运行与观察脚本 run_blkio_shares_test.sh：

#!/bin/bash

# Ensure running as root for cgroup operations
if [[ $EUID -ne 0 ]]; then
   echo "This script must be run as root."
   exit 1
fi

CGROUP_BASE="/sys/fs/cgroup/blkio"
LOW_PRIO_GROUP="${CGROUP_BASE}/my_low_io_group"
HIGH_PRIO_GROUP="${CGROUP_BASE}/my_high_io_group"

# Cleanup previous cgroups and files if they exist
rm -f ./low_prio_output.bin ./high_prio_output.bin
rmdir "$LOW_PRIO_GROUP" 2>/dev/null
rmdir "$HIGH_PRIO_GROUP" 2>/dev/null

# Create cgroups
mkdir "$LOW_PRIO_GROUP"
mkdir "$HIGH_PRIO_GROUP"

# Set weights
echo 200 > "$LOW_PRIO_GROUP/blkio.weight"
echo 800 > "$HIGH_PRIO_GROUP/blkio.weight"

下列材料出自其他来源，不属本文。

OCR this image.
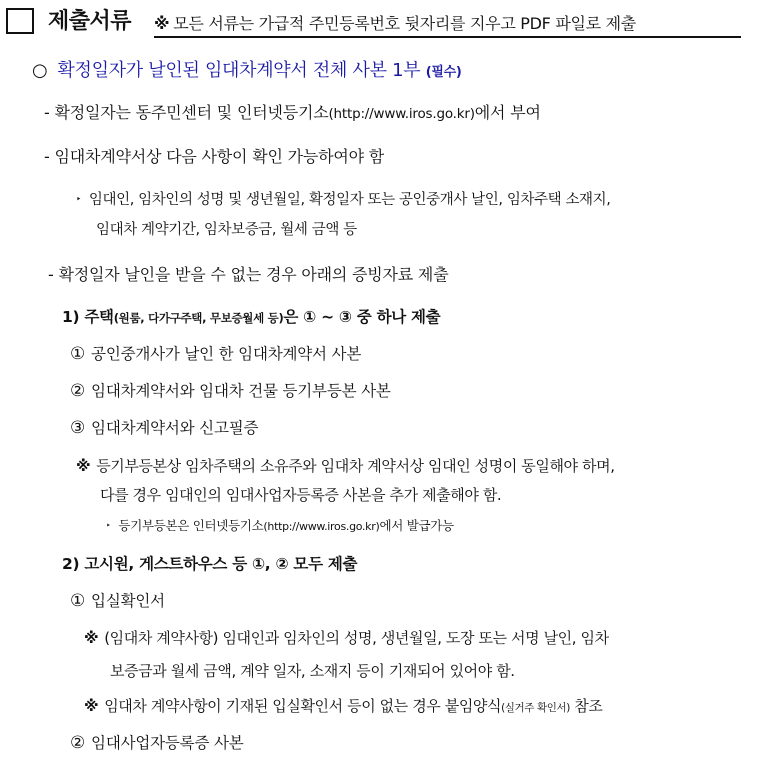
제출서류 ※ 모든 서류는 가급적 주민등록번호 뒷자리를 지우고 PDF 파일로 제출
○ 확정일자가 날인된 임대차계약서 전체 사본 1부 (필수)
- 확정일자는 동주민센터 및 인터넷등기소(http://www.iros.go.kr)에서 부여
- 임대차계약서상 다음 사항이 확인 가능하여야 함
‣ 임대인, 임차인의 성명 및 생년월일, 확정일자 또는 공인중개사 날인, 임차주택 소재지,
임대차 계약기간, 임차보증금, 월세 금액 등
- 확정일자 날인을 받을 수 없는 경우 아래의 증빙자료 제출
1) 주택(원룸, 다가구주택, 무보증월세 등)은 ① ~ ③ 중 하나 제출
① 공인중개사가 날인 한 임대차계약서 사본
② 임대차계약서와 임대차 건물 등기부등본 사본
③ 임대차계약서와 신고필증
※ 등기부등본상 임차주택의 소유주와 임대차 계약서상 임대인 성명이 동일해야 하며,
다를 경우 임대인의 임대사업자등록증 사본을 추가 제출해야 함.
‣ 등기부등본은 인터넷등기소(http://www.iros.go.kr)에서 발급가능
2) 고시원, 게스트하우스 등 ①, ② 모두 제출
① 입실확인서
※ (임대차 계약사항) 임대인과 임차인의 성명, 생년월일, 도장 또는 서명 날인, 임차
보증금과 월세 금액, 계약 일자, 소재지 등이 기재되어 있어야 함.
※ 임대차 계약사항이 기재된 입실확인서 등이 없는 경우 붙임양식(실거주 확인서) 참조
② 임대사업자등록증 사본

echo "cgroups setup complete."
echo "Low priority group weight: $(cat $LOW_PRIO_GROUP/blkio.weight)"
echo "High priority group weight: $(cat $HIGH_PRIO_GROUP/blkio.weight)"
echo ""

# Compile the IO burner program if not already compiled
if [ ! -f ./io_burner ]; then
    echo "Compiling io_burner.c..."
    gcc io_burner.c -o io_burner -Wall
    if [ $? -ne 0 ]; then
        echo "Compilation failed. Exiting."
        exit 1
    fi
fi

DURATION=30 # seconds

echo "Starting IO burners. Monitor disk I/O with 'iostat -x 1' or 'pidstat -d -p <PIDs> 1' in another terminal."
echo "Press Ctrl+C to stop the test."

# Run the IO burners in the background and capture their PIDs
./io_burner ./low_prio_output.bin $DURATION &
PID_LOW=$!
echo "Low priority burner (PID: $PID_LOW) started, writing to low_prio_output.bin."

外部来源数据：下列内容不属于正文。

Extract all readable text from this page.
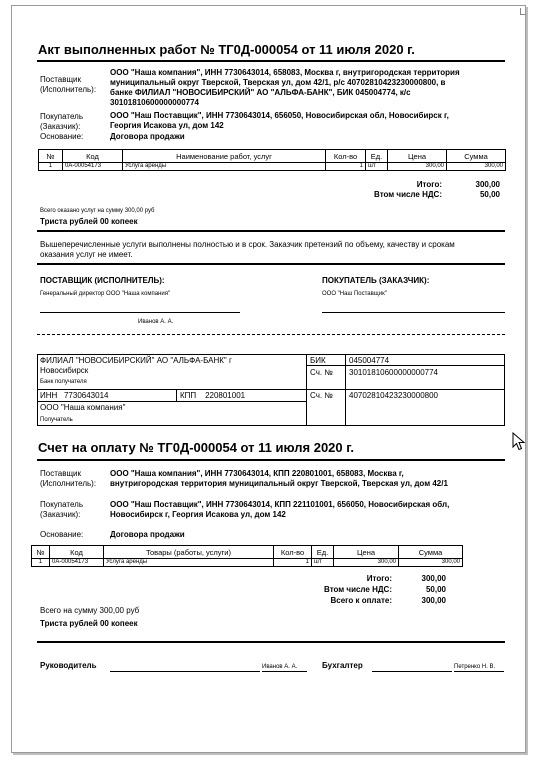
Акт выполненных работ № ТГ0Д-000054 от 11 июля 2020 г.
Поставщик
(Исполнитель):
ООО "Наша компания", ИНН 7730643014, 658083, Москва г, внутригородская территория
муниципальный округ Тверской, Тверская ул, дом 42/1, р/с 40702810423230000800, в
банке ФИЛИАЛ "НОВОСИБИРСКИЙ" АО "АЛЬФА-БАНК", БИК 045004774, к/с
30101810600000000774
Покупатель
(Заказчик):
ООО "Наш Поставщик", ИНН 7730643014, 656050, Новосибирская обл, Новосибирск г,
Георгия Исакова ул, дом 142
Основание:	Договора продажи
№	Код	Наименование работ, услуг	Кол-во	Ед.	Цена	Сумма
1	0А-00054173	Услуга аренды	1	шт	300,00	300,00
Итого:	300,00
Втом числе НДС:	50,00
Всего оказано услуг на сумму 300,00 руб
Триста рублей 00 копеек
Вышеперечисленные услуги выполнены полностью и в срок. Заказчик претензий по объему, качеству и срокам
оказания услуг не имеет.
ПОСТАВЩИК (ИСПОЛНИТЕЛЬ):
Генеральный директор ООО "Наша компания"
Иванов А. А.
ПОКУПАТЕЛЬ (ЗАКАЗЧИК):
ООО "Наш Поставщик"
ФИЛИАЛ "НОВОСИБИРСКИЙ" АО "АЛЬФА-БАНК" г
Новосибирск
Банк получателя
БИК	045004774
Сч. № 30101810600000000774
ИНН 7730643014	КПП 220801001
ООО "Наша компания"
Получатель
Сч. № 40702810423230000800
Счет на оплату № ТГ0Д-000054 от 11 июля 2020 г.
Поставщик
(Исполнитель):
ООО "Наша компания", ИНН 7730643014, КПП 220801001, 658083, Москва г,
внутригородская территория муниципальный округ Тверской, Тверская ул, дом 42/1
Покупатель
(Заказчик):
ООО "Наш Поставщик", ИНН 7730643014, КПП 221101001, 656050, Новосибирская обл,
Новосибирск г, Георгия Исакова ул, дом 142
Основание:	Договора продажи
№	Код	Товары (работы, услуги)	Кол-во	Ед.	Цена	Сумма
1	0А-00054173	Услуга аренды	1	шт	300,00	300,00
Итого:	300,00
Втом числе НДС:	50,00
Всего к оплате:	300,00
Всего на сумму 300,00 руб
Триста рублей 00 копеек
Руководитель	Иванов А. А.	Бухгалтер	Петренко Н. В.
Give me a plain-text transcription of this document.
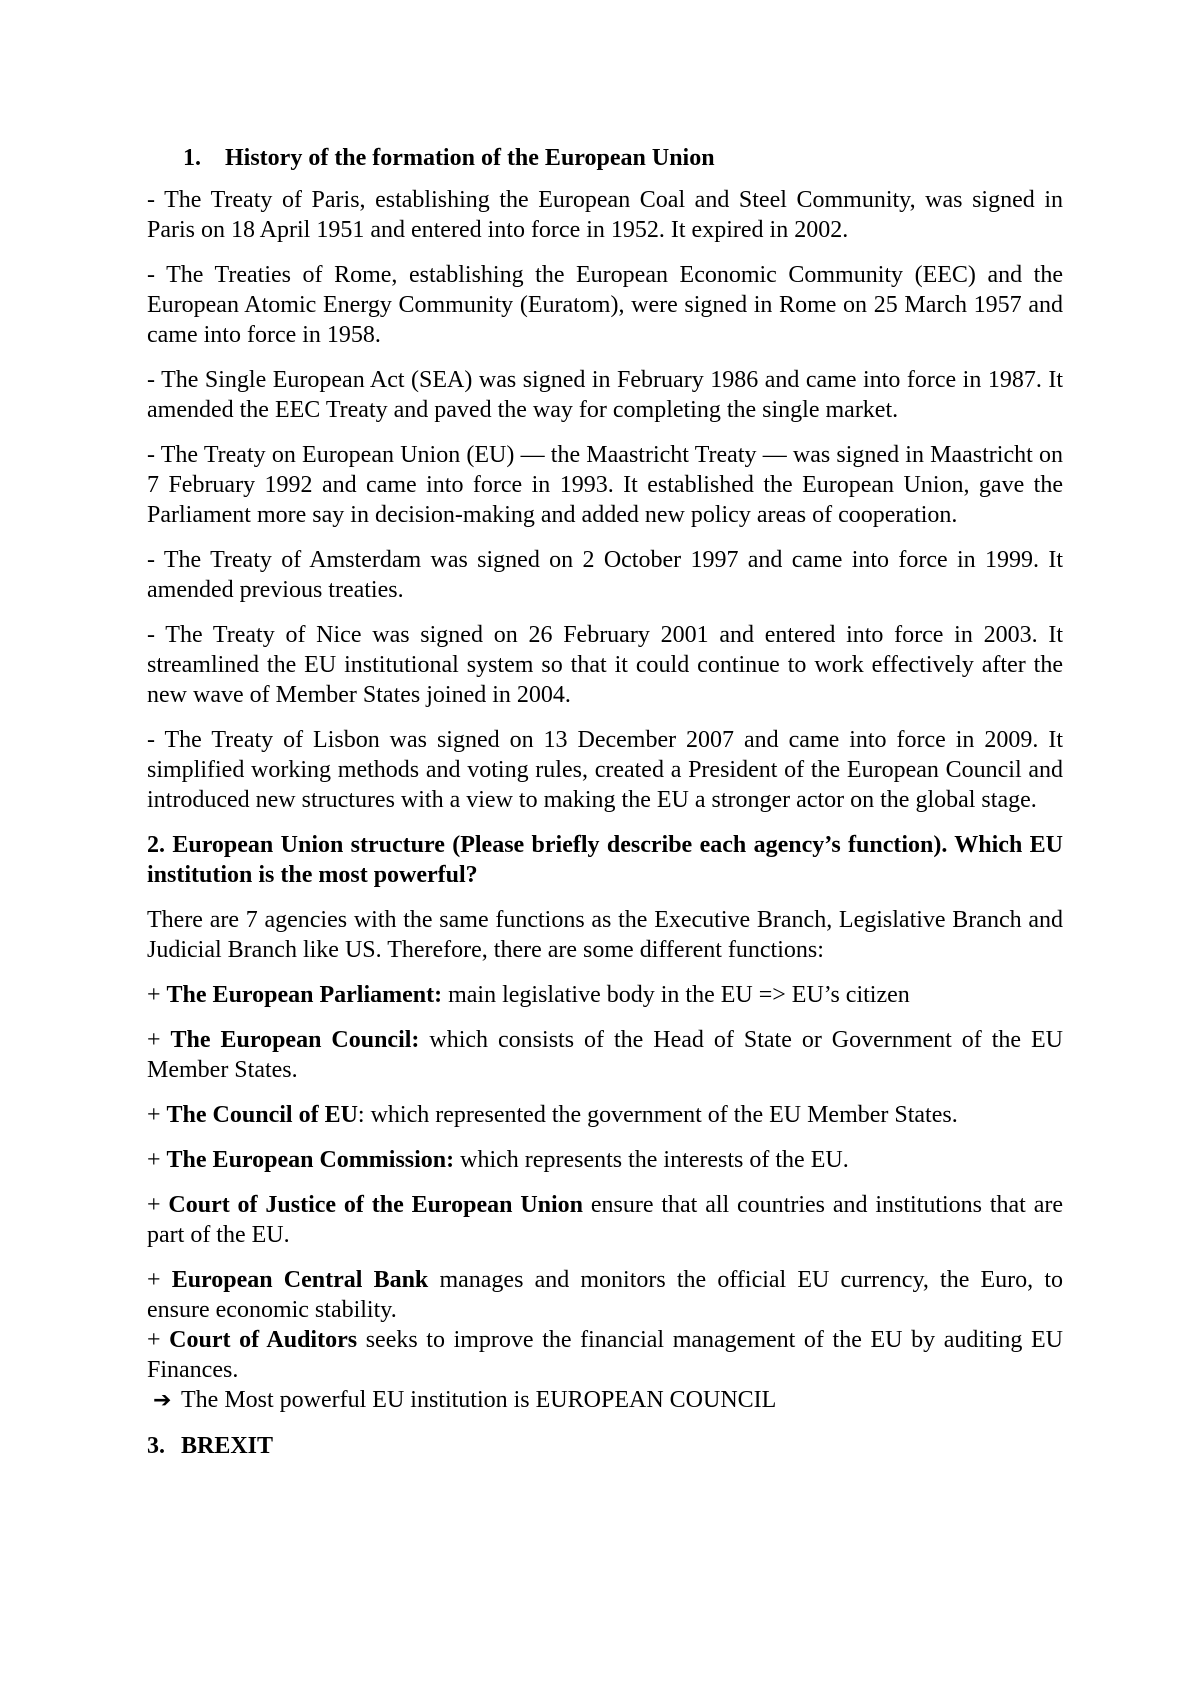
1. History of the formation of the European Union
- The Treaty of Paris, establishing the European Coal and Steel Community, was signed in Paris on 18 April 1951 and entered into force in 1952. It expired in 2002.
- The Treaties of Rome, establishing the European Economic Community (EEC) and the European Atomic Energy Community (Euratom), were signed in Rome on 25 March 1957 and came into force in 1958.
- The Single European Act (SEA) was signed in February 1986 and came into force in 1987. It amended the EEC Treaty and paved the way for completing the single market.
- The Treaty on European Union (EU) — the Maastricht Treaty — was signed in Maastricht on 7 February 1992 and came into force in 1993. It established the European Union, gave the Parliament more say in decision-making and added new policy areas of cooperation.
- The Treaty of Amsterdam was signed on 2 October 1997 and came into force in 1999. It amended previous treaties.
- The Treaty of Nice was signed on 26 February 2001 and entered into force in 2003. It streamlined the EU institutional system so that it could continue to work effectively after the new wave of Member States joined in 2004.
- The Treaty of Lisbon was signed on 13 December 2007 and came into force in 2009. It simplified working methods and voting rules, created a President of the European Council and introduced new structures with a view to making the EU a stronger actor on the global stage.
2. European Union structure (Please briefly describe each agency’s function). Which EU institution is the most powerful?
There are 7 agencies with the same functions as the Executive Branch, Legislative Branch and Judicial Branch like US. Therefore, there are some different functions:
+ The European Parliament: main legislative body in the EU => EU’s citizen
+ The European Council: which consists of the Head of State or Government of the EU Member States.
+ The Council of EU: which represented the government of the EU Member States.
+ The European Commission: which represents the interests of the EU.
+ Court of Justice of the European Union ensure that all countries and institutions that are part of the EU.
+ European Central Bank manages and monitors the official EU currency, the Euro, to ensure economic stability.
+ Court of Auditors seeks to improve the financial management of the EU by auditing EU Finances.
➔ The Most powerful EU institution is EUROPEAN COUNCIL
3. BREXIT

./io_burner ./high_prio_output.bin $DURATION &
PID_HIGH=$!
echo "High priority burner (PID: $PID_HIGH) started, writing to high_prio_output.bin."

# Move processes to their respective cgroups
echo "$PID_LOW" > "$LOW_PRIO_GROUP/cgroup.procs"
echo "$PID_HIGH" > "$HIGH_PRIO_GROUP/cgroup.procs"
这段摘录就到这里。